- Born: Abby Clifton c. 1831 Orangeburg, South Carolina, U.S.
- Died: Between 1910 and 1920
- Other names: Abbie Fisher
- Occupations: Cook, author
- Known for: Writing the second cookbook penned by an African-American woman in the U.S.
- Notable work: What Mrs. Fisher Knows About Old Southern Cooking (1881)

= Abby Fisher =

American cookbook writer

Abby Fisher, sometimes spelled as Abbie Fisher (c. 1831 – 1915) was an American former slave from South Carolina who earned her living as a pickle manufacturer in San Francisco and published the second known cookbook by a Black woman in the United States, after Malinda Russell's Domestic Cook Book: Containing a Careful Selection of Useful Receipts for the Kitchen (1866). Abby Fisher's book, What Mrs. Fisher Knows About Old Southern Cooking, was published in 1881 by the Women's Cooperative Printing Office in San Francisco.

==Personal life==
Abby Clifton was born in Orangeburg, South Carolina to Andrew James, a white farmer, and Abbie Clifton, a slave, in June 1831. Although listed in the US Census as French, her father was more likely an American citizen of French Huguenot origin; in giving her Census account, Abby may have assumed he came from France after hearing him speak French at home. Before the 1860 Census in South Carolina, Abby had moved to Mobile, Alabama. She married Alexander C. Fisher around 1860.

The 1880 Census in San Francisco notes that she was 48 years old during that period, corroborating an 1830 or 1831 birthday. Her race was listed as "Mu.," short for mulatto, or mixed-race. Her occupation is written as "cook", while her husband, Alexander C. Fisher, is "Pickle and Preserve Manfr". She went through a lot of troubles and adversities because she was "mulatto" (mixed) She and her husband had four children living in the household, Benjamin (16), Eliza (12), Jennie (10), and Mary (3), though Abby Fisher's book notes in her "Pap for Infant Diet" recipe that she also had seven other children: "I have given birth to eleven children and raised them all, and nursed them with this diet."

==Career==
After arriving in San Francisco after 1877 (her daughter Mary was born in Missouri in 1877), Abby Fisher competed in and won several prizes at local fairs, including two medals at the San Francisco Mechanics' Institute Fair in 1880 and a diploma at the Sacramento State Fair in 1879. She made a big impression with high society in San Francisco and was asked to publish a book based on her experiences with Southern cooking. She noted in the "Preface and Apology" of her book that she entrusted the dictation of her cookbook to her friends, including several of San Francisco's elite. This was because she could neither read nor write, having received no schooling. By 1882, she was listed independently from her husband as a pickle manufacturer. (Her husband, meanwhile, worked as a porter). Fisher's business continued to operate through 1890, when it was still listed in Langley's San Francisco City Directory, May 1890, San Francisco, California.

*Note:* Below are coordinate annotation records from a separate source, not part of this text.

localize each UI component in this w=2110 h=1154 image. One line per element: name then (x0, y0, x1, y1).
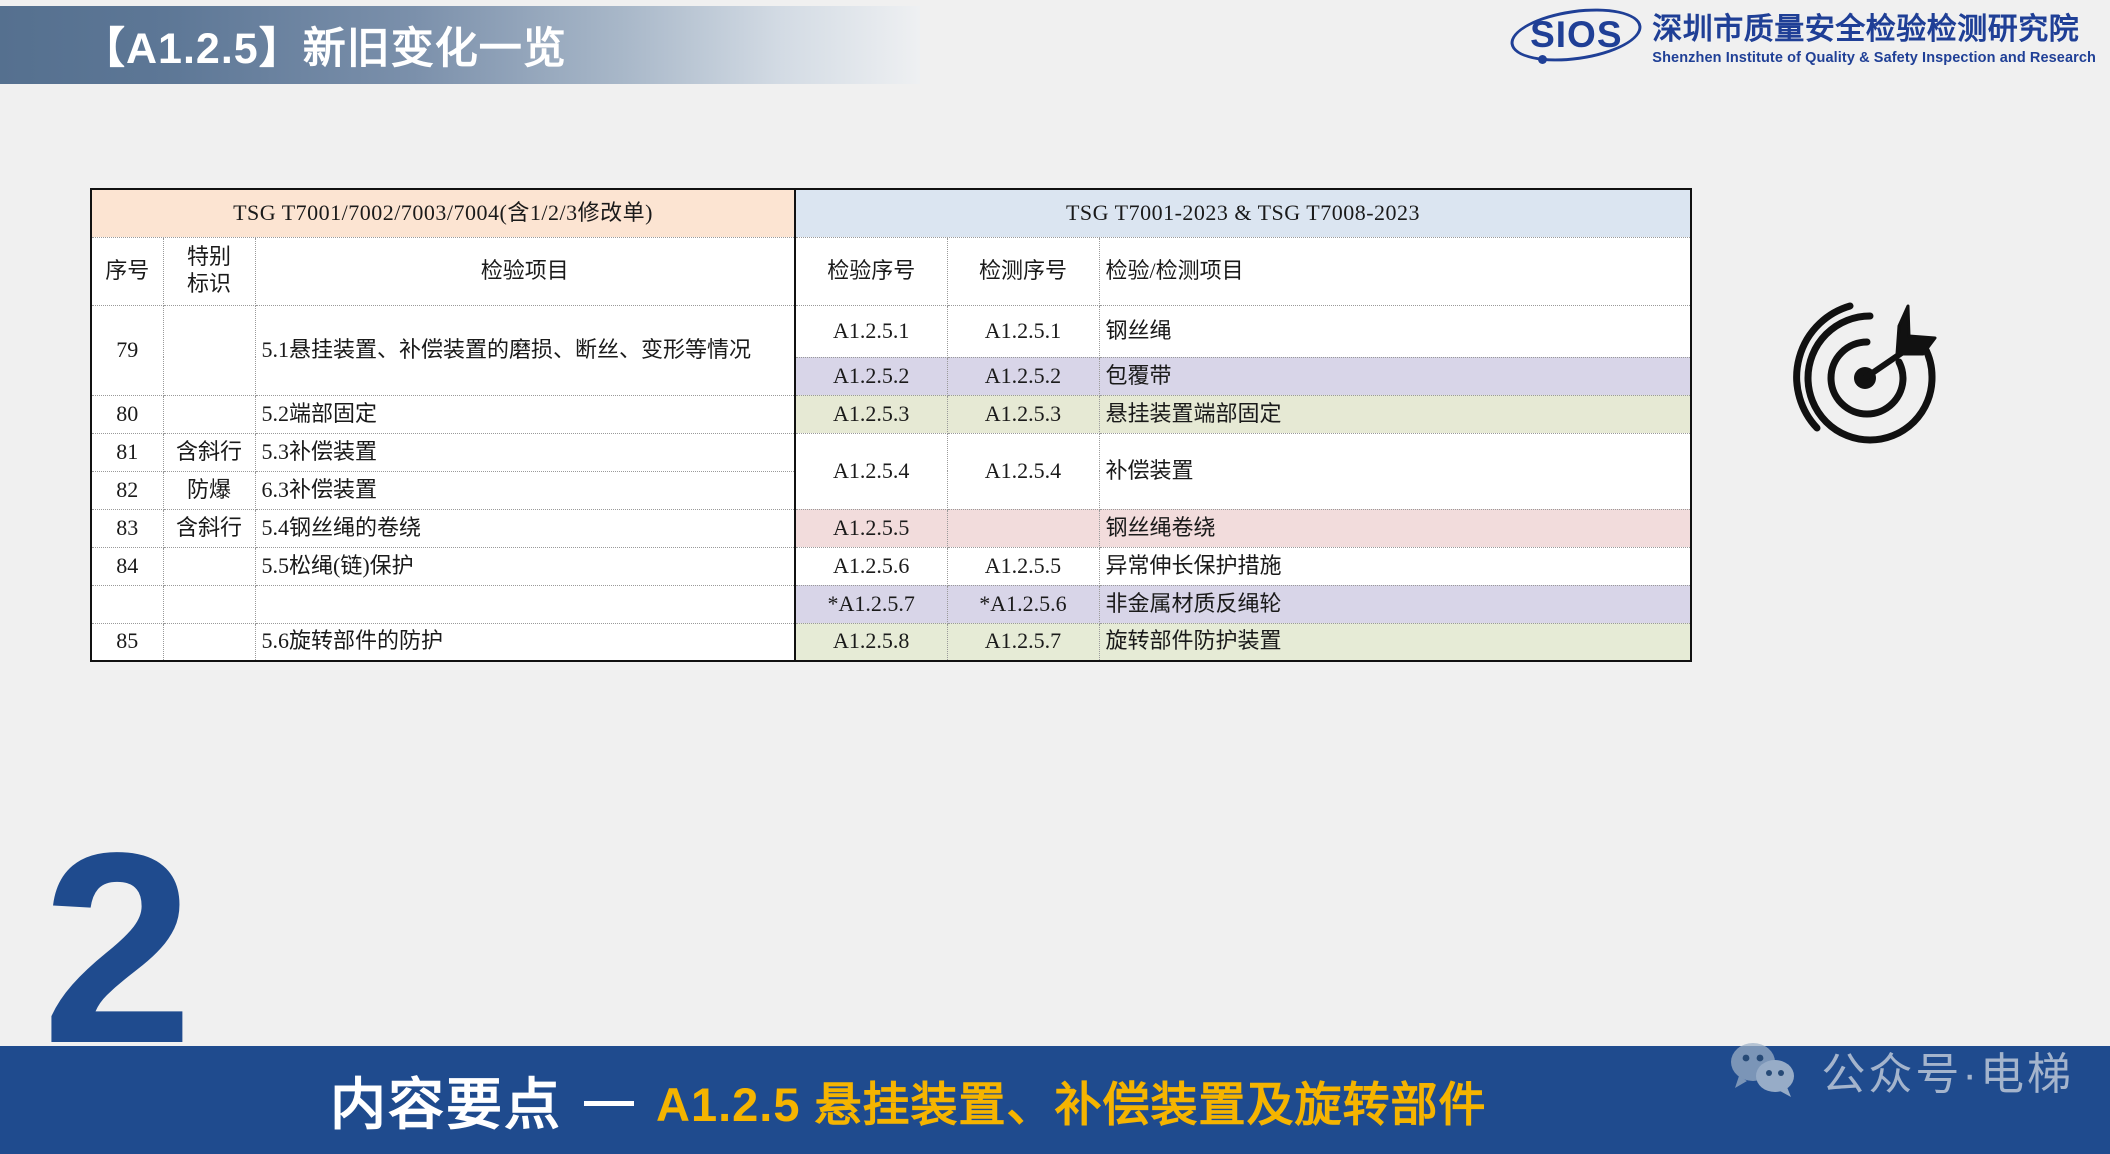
table-row: 83 含斜行 5.4钢丝绳的卷绕 A1.2.5.5 钢丝绳卷绕 (91, 509, 1691, 547)
cell-new-test: A1.2.5.1 (947, 305, 1099, 357)
table-row: 79 5.1悬挂装置、补偿装置的磨损、断丝、变形等情况 A1.2.5.1 A1.… (91, 305, 1691, 357)
cell-old-mark: 含斜行 (163, 433, 255, 471)
col-header-special-mark: 特别 标识 (163, 237, 255, 305)
group-header-old: TSG T7001/7002/7003/7004(含1/2/3修改单) (91, 189, 795, 237)
cell-old-mark: 含斜行 (163, 509, 255, 547)
col-header-special-mark-line2: 标识 (170, 271, 249, 298)
cell-old-item: 5.1悬挂装置、补偿装置的磨损、断丝、变形等情况 (255, 305, 795, 395)
cell-old-seq: 84 (91, 547, 163, 585)
cell-old-seq: 81 (91, 433, 163, 471)
cell-old-mark (163, 623, 255, 661)
cell-old-mark (163, 305, 255, 395)
group-header-new: TSG T7001-2023 & TSG T7008-2023 (795, 189, 1691, 237)
cell-new-test: A1.2.5.3 (947, 395, 1099, 433)
cell-new-item: 钢丝绳卷绕 (1099, 509, 1691, 547)
cell-new-insp: A1.2.5.6 (795, 547, 947, 585)
cell-new-insp: A1.2.5.8 (795, 623, 947, 661)
sios-logo-icon: SIOS (1510, 4, 1642, 66)
col-header-special-mark-line1: 特别 (170, 244, 249, 271)
section-number: 2 (42, 812, 193, 1084)
cell-new-test: *A1.2.5.6 (947, 585, 1099, 623)
cell-new-test: A1.2.5.4 (947, 433, 1099, 509)
watermark-text: 公众号·电梯 (1821, 1038, 2074, 1102)
cell-new-insp: A1.2.5.4 (795, 433, 947, 509)
cell-new-test: A1.2.5.2 (947, 357, 1099, 395)
comparison-table: TSG T7001/7002/7003/7004(含1/2/3修改单) TSG … (90, 188, 1692, 662)
organization-logo: SIOS 深圳市质量安全检验检测研究院 Shenzhen Institute o… (1510, 4, 2096, 66)
cell-new-item: 非金属材质反绳轮 (1099, 585, 1691, 623)
cell-new-insp: A1.2.5.2 (795, 357, 947, 395)
cell-old-item: 5.3补偿装置 (255, 433, 795, 471)
cell-old-seq: 79 (91, 305, 163, 395)
table-row: 84 5.5松绳(链)保护 A1.2.5.6 A1.2.5.5 异常伸长保护措施 (91, 547, 1691, 585)
cell-new-item: 异常伸长保护措施 (1099, 547, 1691, 585)
cell-old-item: 5.2端部固定 (255, 395, 795, 433)
cell-new-test: A1.2.5.7 (947, 623, 1099, 661)
table-group-header-row: TSG T7001/7002/7003/7004(含1/2/3修改单) TSG … (91, 189, 1691, 237)
cell-new-item: 钢丝绳 (1099, 305, 1691, 357)
cell-new-test: A1.2.5.5 (947, 547, 1099, 585)
cell-old-mark (163, 547, 255, 585)
cell-new-insp: *A1.2.5.7 (795, 585, 947, 623)
logo-dot-icon (1538, 55, 1547, 64)
wechat-icon (1725, 1040, 1803, 1100)
table-column-header-row: 序号 特别 标识 检验项目 检验序号 检测序号 检验/检测项目 (91, 237, 1691, 305)
cell-new-item: 悬挂装置端部固定 (1099, 395, 1691, 433)
table-row: *A1.2.5.7 *A1.2.5.6 非金属材质反绳轮 (91, 585, 1691, 623)
cell-new-insp: A1.2.5.1 (795, 305, 947, 357)
cell-old-item: 5.5松绳(链)保护 (255, 547, 795, 585)
cell-old-seq: 83 (91, 509, 163, 547)
cell-new-insp: A1.2.5.5 (795, 509, 947, 547)
target-arrow-icon (1775, 290, 1975, 465)
cell-old-mark (163, 395, 255, 433)
logo-text-block: 深圳市质量安全检验检测研究院 Shenzhen Institute of Qua… (1652, 4, 2096, 66)
wechat-watermark: 公众号·电梯 (1725, 1038, 2074, 1102)
cell-old-item (255, 585, 795, 623)
cell-old-seq (91, 585, 163, 623)
col-header-inspection-no: 检验序号 (795, 237, 947, 305)
col-header-inspection-item: 检验项目 (255, 237, 795, 305)
table-row: 81 含斜行 5.3补偿装置 A1.2.5.4 A1.2.5.4 补偿装置 (91, 433, 1691, 471)
cell-old-seq: 85 (91, 623, 163, 661)
cell-new-test (947, 509, 1099, 547)
cell-old-item: 5.4钢丝绳的卷绕 (255, 509, 795, 547)
comparison-table-container: TSG T7001/7002/7003/7004(含1/2/3修改单) TSG … (90, 188, 1690, 662)
cell-old-item: 5.6旋转部件的防护 (255, 623, 795, 661)
page-title: 【A1.2.5】新旧变化一览 (82, 14, 567, 76)
table-row: 80 5.2端部固定 A1.2.5.3 A1.2.5.3 悬挂装置端部固定 (91, 395, 1691, 433)
cell-old-mark (163, 585, 255, 623)
cell-old-seq: 80 (91, 395, 163, 433)
arrow-head-icon (1897, 306, 1935, 354)
col-header-testing-no: 检测序号 (947, 237, 1099, 305)
cell-new-item: 补偿装置 (1099, 433, 1691, 509)
cell-new-item: 包覆带 (1099, 357, 1691, 395)
cell-old-item: 6.3补偿装置 (255, 471, 795, 509)
title-banner: 【A1.2.5】新旧变化一览 (0, 6, 920, 84)
table-row: 85 5.6旋转部件的防护 A1.2.5.8 A1.2.5.7 旋转部件防护装置 (91, 623, 1691, 661)
cell-old-seq: 82 (91, 471, 163, 509)
cell-new-item: 旋转部件防护装置 (1099, 623, 1691, 661)
logo-chinese-name: 深圳市质量安全检验检测研究院 (1652, 4, 2096, 48)
col-header-seq: 序号 (91, 237, 163, 305)
col-header-item-new: 检验/检测项目 (1099, 237, 1691, 305)
cell-new-insp: A1.2.5.3 (795, 395, 947, 433)
logo-mark-text: SIOS (1530, 14, 1622, 56)
logo-english-name: Shenzhen Institute of Quality & Safety I… (1652, 50, 2096, 66)
cell-old-mark: 防爆 (163, 471, 255, 509)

By that time, her operations had moved to Noe Valley (436 27th Street).

==Legacy==
After the 1906 San Francisco earthquake and fire, references to Abby Fisher and her cookbook all but disappeared before a copy of the book resurfaced again at a Sotheby's auction in New York City in 1984. The Arthur and Elizabeth Schlesinger Library at Harvard University purchased the book, and Applewood Books reprinted it the next year, in 1985. At the time, Mrs. Fisher was thought to have written "The First African-American Cookbook," but Malinda Russell's older cookbook was rediscovered in the years following publication.

Culinary historian Karen Hess provided historical notes for a second reprint in 1995.